Thursday, 17 March 2011

Biting the Hand.

Union Terrace Gardens as they are.
People who live in Aberdeen will not be unaware of the controversy surrounding the business-community-driven redevelopment of the town's famous Union Terrace Gardens. The intention had been to create a very large new civic square. Promotional efforts used the name "City Square Project". This redevelopment scheme has since been rebranded as the "City Gardens Project".

Original concept
Here at Other Aberdeen House, our personal greatest vexation with this proposed redevelopment was the way than an opportunity to anchor a progressive arts and creative sector in Aberdeen was so thoughtlessly as to appear maliciously squandered. The City Square proposals caused the collapse of the Peacock Visual Arts Northern Light initiative which would have created a new contemporary arts centre for Aberdeen and the north of Scotland. Those unfamiliar with the controversy can read comprehensive and in-depth analysis on Fraser Denholm's excellent blog: Blerr De Blerr Blerr.

The creative sector forms an impressively huge part of the UK economy, contributing as much in Gross Value Added as the financial services sector and is a predominant source of export revenue. With the securing of the Victorian & Albert Museum's northern outpost, Aberdeen's 'competitor' city, Dundee, is now poised to take a leading role in this economic sector for generations to come.

Over the last few days, the City Square Garden Project has launched a new promotional website, presumably with the intention of winning 'hearts and minds'.

Revised concepts
Browsing the pages of the site is an odd experience. We mentioned earlier that some of the use of language and content came freighted with information which we might infer about the promotors of the scheme to redevelop the existing Victorian-era Union Terrace Gardens and replace them with a hyperreal diorama of our town's heritage.

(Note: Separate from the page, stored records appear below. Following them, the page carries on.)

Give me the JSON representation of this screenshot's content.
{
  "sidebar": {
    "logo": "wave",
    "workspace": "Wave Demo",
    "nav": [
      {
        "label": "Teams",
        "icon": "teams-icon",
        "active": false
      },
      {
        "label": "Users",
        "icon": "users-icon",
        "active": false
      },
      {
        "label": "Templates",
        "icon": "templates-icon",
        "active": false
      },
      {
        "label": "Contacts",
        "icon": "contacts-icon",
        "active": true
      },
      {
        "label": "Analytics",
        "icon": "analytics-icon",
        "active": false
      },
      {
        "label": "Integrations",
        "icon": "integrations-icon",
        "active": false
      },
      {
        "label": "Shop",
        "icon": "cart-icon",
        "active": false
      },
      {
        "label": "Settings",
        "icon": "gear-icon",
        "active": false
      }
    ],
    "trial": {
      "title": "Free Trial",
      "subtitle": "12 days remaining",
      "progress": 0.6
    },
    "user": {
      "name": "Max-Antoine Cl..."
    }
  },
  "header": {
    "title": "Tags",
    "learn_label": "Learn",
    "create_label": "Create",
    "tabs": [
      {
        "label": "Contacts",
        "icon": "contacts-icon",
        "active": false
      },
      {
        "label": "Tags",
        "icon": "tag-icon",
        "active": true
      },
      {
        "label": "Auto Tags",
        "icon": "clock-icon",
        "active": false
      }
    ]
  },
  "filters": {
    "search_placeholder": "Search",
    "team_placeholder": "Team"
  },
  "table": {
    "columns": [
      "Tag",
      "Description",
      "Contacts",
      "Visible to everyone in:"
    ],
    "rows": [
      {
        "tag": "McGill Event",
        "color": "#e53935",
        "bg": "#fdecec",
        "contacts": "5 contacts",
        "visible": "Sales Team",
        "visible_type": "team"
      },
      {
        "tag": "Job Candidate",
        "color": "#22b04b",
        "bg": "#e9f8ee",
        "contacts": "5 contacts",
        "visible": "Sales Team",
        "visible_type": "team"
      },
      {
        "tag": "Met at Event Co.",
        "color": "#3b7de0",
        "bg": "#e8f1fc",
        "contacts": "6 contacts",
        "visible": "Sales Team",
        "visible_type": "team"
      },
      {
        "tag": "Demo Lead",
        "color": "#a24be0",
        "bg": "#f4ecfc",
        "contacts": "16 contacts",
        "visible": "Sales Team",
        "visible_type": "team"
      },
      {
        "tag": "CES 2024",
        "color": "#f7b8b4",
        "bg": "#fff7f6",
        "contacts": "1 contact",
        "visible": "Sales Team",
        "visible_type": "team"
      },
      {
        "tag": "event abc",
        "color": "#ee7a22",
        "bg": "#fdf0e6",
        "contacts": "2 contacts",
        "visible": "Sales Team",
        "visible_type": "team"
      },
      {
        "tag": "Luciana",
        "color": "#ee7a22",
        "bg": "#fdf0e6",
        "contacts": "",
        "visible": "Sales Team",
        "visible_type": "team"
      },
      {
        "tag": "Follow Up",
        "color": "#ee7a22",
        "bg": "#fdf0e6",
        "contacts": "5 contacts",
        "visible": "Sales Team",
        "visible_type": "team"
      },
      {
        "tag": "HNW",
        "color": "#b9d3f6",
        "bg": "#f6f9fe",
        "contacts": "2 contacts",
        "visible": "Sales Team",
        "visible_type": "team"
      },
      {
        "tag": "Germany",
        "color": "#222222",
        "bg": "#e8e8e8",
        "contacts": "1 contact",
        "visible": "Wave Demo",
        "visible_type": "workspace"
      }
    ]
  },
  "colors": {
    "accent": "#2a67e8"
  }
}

Then, we looked at the "Cultural Space" page. What most disorientated us was the use of these words:
Imagine ... mixing with art lovers and tourists
It took a little while for us to pin down just what it was that troubled us about this. Then we worked it out, we managed to unpack the statement. It's that conflation of "art-lovers" with "tourists". The promoters of the City Garden Project talk to readers of their website as if they are not the art-lovers. The implication is that art lovers are, like tourists, outsiders; they are 'other'. It is clear that they believe that the people of Aberdeen are not, therefore, art lovers. In effect they are inviting us to: "Come and look at the funny art lovers - aren't they strange?" They obviously cannot see how insulting this is. Their assumptions are showing, and, in turn show us that it is the promotors of the scheme who are themselves not art lovers.

Original concept
The promoters of the City Garden Project have, by use of this one sentence inadvertantly dropped the poker-face by which they had hoped to assuage the concerns of Aberdeen's beleaguered arts community. They have by use of this unguarded phrase exposed their bluff which attempts to revise project instigator Sir Ian Wood's ill-considered and temerarious words in Scottish newspaper The Herald:
... this is ... for the wider interests of people in Aberdeen who don't care about the arts. Eighty per cent of the people who spend time in the square will have no interest in the arts.
Revised concept
From such a local-press-lauded "man of vision", this displays a breathtaking lack of perspective. We hope not to fall into the trap of condescension, but we would point out that all people who participate in our civilisation are consumers of the arts, almost all the time. We live and work, relax and consume in an architect created environment; we listen to music; we read literature; we watch factual and dramatic films and television; everything we touch, wear or see has been brought into reality by a designer - these all are branches of the arts.

One of the ways in which anthropologists working at the edge between archaeology and paleontology discern the human condition in the artifacts they unearth at early hominid sites is the artistic content of the objects. Art is not strange and other, it is ancient and basic to the human condition. It is the fundamental fountainhead from which all other culture and civilisation emerges.

From the earliest rock art and clay fetishes, through the anatomically super-perfect and beautiful statuary of Ancient Greece, we discern, understand and participate in our world in the way we do because of the filters and guidelines which the artists of those artifacts have created for our cognition to follow. You do not "feast your eyes" on art. Rather, you feed your brain. The arts is the branch of human striving which provides the context for our society and civilisation to then fill with content. That we think the way we do; that we say the things we say; that we behave the way we behave is all the product of the artists who have provided us with the collective cognitive tools to interpret and interact with the world around us since the beginning of human civilisation.

When the controversy surrounding the redevelopment of Union Terrace Gardens was raging at its height, we remember hearing and reading opinions to the effect that the arts community should be careful not to "bite the hand that feeds it".

We would counter that by suggesting that it is rather those who propagate condescending material like some of the words on the City Gardens Project promotional website should be careful.

They should be careful not to bite the hand thats create the context in which civilisation thrives.